The rest of the wording refers to a particular implementation of this weak resistor, in a form of FET, apparently to be able to configure/disable this pull-up if necessary.

• I think the problem is my inability to understand any composed English but my own, because I depend on the tiny nuances of language to convey a full message. I've always had this problem and overcoming it when reading a book not written by myself is difficult. Now that you worded it in a different way, I understand it better. – ABC DEF Jul 28 '17 at 0:10

Like this:

simulate this circuit – Schematic created using CircuitLab

M1 draws all the current from the pull-up, drawing the voltage towards 0.

• OK, so the "external driver" would be M1? I think this is a confusion of definition. I thought external driver drove output of logic levels to the input of a circuit, rather than being the receiver. – ABC DEF Jul 28 '17 at 0:05
• A "driver" can also drive the voltage towards ground. – Ignacio Vazquez-Abrams Jul 28 '17 at 0:06

It sounds like it might just be the terminology that's confusing you. To look at this a different way, imagine a standard pushbutton interface:

When the button is not being pressed, R1 holds the Input node to V+. When the button gets pressed, the Input node gets shorted to ground.
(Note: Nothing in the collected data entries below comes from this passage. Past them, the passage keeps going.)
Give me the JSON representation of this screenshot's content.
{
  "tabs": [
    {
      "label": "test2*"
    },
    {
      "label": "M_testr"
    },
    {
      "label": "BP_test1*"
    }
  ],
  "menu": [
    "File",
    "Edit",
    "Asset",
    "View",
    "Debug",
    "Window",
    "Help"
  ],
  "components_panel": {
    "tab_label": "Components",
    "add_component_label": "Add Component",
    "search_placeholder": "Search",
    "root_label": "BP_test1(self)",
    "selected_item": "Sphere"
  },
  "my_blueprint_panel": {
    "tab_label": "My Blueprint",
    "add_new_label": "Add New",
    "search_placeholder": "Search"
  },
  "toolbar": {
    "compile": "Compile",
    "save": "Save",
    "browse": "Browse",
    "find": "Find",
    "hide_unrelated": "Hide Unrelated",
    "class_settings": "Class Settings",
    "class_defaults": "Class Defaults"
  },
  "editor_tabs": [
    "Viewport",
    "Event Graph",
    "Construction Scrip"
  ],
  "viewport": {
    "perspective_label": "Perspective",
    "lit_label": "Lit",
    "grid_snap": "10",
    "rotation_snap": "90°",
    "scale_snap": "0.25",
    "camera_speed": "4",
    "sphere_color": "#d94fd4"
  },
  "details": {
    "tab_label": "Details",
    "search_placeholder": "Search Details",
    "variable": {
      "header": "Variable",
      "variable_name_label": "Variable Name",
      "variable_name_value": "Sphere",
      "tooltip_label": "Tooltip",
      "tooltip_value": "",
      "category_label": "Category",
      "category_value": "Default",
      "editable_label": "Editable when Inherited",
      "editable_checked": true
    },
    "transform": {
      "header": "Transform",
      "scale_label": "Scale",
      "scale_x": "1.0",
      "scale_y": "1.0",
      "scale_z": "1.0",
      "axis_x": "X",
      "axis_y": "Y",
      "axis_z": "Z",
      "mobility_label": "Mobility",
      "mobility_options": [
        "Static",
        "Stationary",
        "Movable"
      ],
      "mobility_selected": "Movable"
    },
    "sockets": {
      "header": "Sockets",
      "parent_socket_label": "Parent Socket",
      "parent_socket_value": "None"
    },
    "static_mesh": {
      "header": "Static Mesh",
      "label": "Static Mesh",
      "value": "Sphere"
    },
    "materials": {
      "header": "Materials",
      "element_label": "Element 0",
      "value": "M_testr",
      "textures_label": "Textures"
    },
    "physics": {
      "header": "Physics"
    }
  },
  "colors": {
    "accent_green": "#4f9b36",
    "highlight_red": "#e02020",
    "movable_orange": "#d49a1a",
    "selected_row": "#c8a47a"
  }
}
R1 is large enough that very little current flows through the resistor during this time.

In this case, your textbook might say that the "...button is providing a short-circuit to ground which will overpower the pull-up resistor..."

I hope this helps. Also, it's a good demonstration of why we choose a large pull-up (or pull-down) resistor. If the resistance was too small, a large current would flow when the button was pushed!